Wir wissen leider nicht, ob sie vorher schon bei unsren Nachbarn waren, oder ob sie nur bei uns waren. Erschreckt haben wir uns allemal, denn obwohl es bei meinem Visa ja schon einige Probleme gab, war dass jetzt das erste Mal, dass wir selbst zu spüren bekommen haben, dass der Staat uns beobachtet und auch ganz genau weiß, was wir hier so machen...


- Da ich diesen Post heute Mittag wegen Internetsperren nicht veröffentlichen konnte, ist er jetzt schon wieder veraltet.

Dienstag, 14. Dezember 2010

Noch 5 Tage...

( 19. Dezember 2010: Präsidentschaftswahlen Republik Belarus)
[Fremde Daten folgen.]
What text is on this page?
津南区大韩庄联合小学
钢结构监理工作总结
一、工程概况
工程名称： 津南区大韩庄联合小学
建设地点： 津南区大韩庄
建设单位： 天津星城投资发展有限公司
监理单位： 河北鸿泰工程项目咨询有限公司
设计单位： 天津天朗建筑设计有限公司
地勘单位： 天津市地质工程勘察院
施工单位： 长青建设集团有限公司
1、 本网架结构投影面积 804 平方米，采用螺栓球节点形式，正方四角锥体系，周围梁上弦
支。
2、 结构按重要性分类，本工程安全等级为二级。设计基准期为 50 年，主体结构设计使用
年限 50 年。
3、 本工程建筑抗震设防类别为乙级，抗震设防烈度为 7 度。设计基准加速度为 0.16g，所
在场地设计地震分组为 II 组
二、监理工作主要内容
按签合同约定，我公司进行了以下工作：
Sonntag ist es soweit, dann wird in Belarus gewählt.

Lukaschenko regiert seit 1994 weitgehend uneingeschränkt und hat seine Macht auch nach und nach immer weiter ausgebreitet. Eine Opposition hat sich erst in den letzten 10 Jahren entwickelt und sie ist auch aufgrund der staatlichen Repressionen nicht in der Lage sich wirklich zu entfalten. Außerdem sind alle Nachrichtenagenturen staatlich, sodass sämtliche Berichterstattung immer für Lukaschenko ist und über die Opposition oder andere kritische Stimmen im Fernsehen nicht berichtet wird.
Die Einstellung der Bevölkerung zu Lukaschenko ist unterschiedlich, viele halten ihm sehr zugute, dass er das Land in den letzten Jahren zu einem relativen Wohlstand gebracht hat, oft erzählen einem Leute, dass Lukaschenko dafür gesorgt hat, dass man in den Läden alles kaufen kann und auch die Qualität der Waren gut ist, trotzdem sind viele Menschen der Überzeugung, dass Lukaschenko nach 16 Jahren lange genug regiert hat und es jetzt einmal Zeit für einen Wandel wäre. Damit stößt man aber dann schon auf das nächste Problem, denn die Opposition hatte nie die Möglichkeit sich richtig zu entwickeln und viele Menschen sehen die Präsidentschaftskandidaten als nicht fähig einen Staat zu regieren oder als von Europa oder Russland abhängig. Bei der letzten Präsidentschaftswahl 2006 hatte die Opposition auch das Problem, dass sie untereinander zerstritten war und sich nicht auf einen gemeinsamen Gegenkandidaten gegen Lukaschenko einigen konnte.
Im Oktober standen an allen Straßenecken die Unterschriftensammler für die Kandidaten, die 100 000 Unterschriften sammeln mussten, um zur Wahl zugelassen zu werden. Zugelassen sind jetzt mit Lukaschenko zehn Kandidaten. Sie hatten die Möglichkeit sich im Fernsehen vorzustellen und es gab sogar eine Fernsehdebatte, zu der Lukaschenko jedoch nicht erschienen ist. Allerdings ist eine halbe Stunde Sprechzeit im Fernsehen ziemlich gering, wenn man bedenkt, dass Lukaschenko permanent in den Nachrichten auftaucht, außerdem ist die Zeit in der die Kandidaten sich vorstellen dürfen schon zu Ende und die letzte Zeit vor der Wahl wird jetzt wieder alleinig über Lukaschenko berichtet. Letzte Woche gab es noch eine letzte große Vorstellung für Lukaschenko: Die vierte belarussische Volksversammlung, auf der er einen ganzen Tag lang nochmal seine Politik vorstellen konnte.
Seine Taktik ist es im Moment vor allem der Bevölkerung und den andren Ländern freie Wahlen vorzugaukeln, sogar Demonstrationen, die eigentlich verboten waren, hatten für die Kandidaten außer einer Verwarnung keine Folgen. Trotzdem ist es wohl so, dass die Wahlen nach außen hin möglichst frei und demokratisch aussehen sollen und der Sieger wie in den Jahren zuvor schon feststeht.
Momentan ist die Stinmmung immer angespannter, die Miliz begegnet einem immer öfter auf der Straße, oft ist die Wahl Thema in Gesprächen. Die Oppositionkandidaten haben die Bevölkerung aufgefordert, am Sonntag auf den Oktoberplatz zu kommen und die Verkündung des Wahlergebnis dort zu erwarten.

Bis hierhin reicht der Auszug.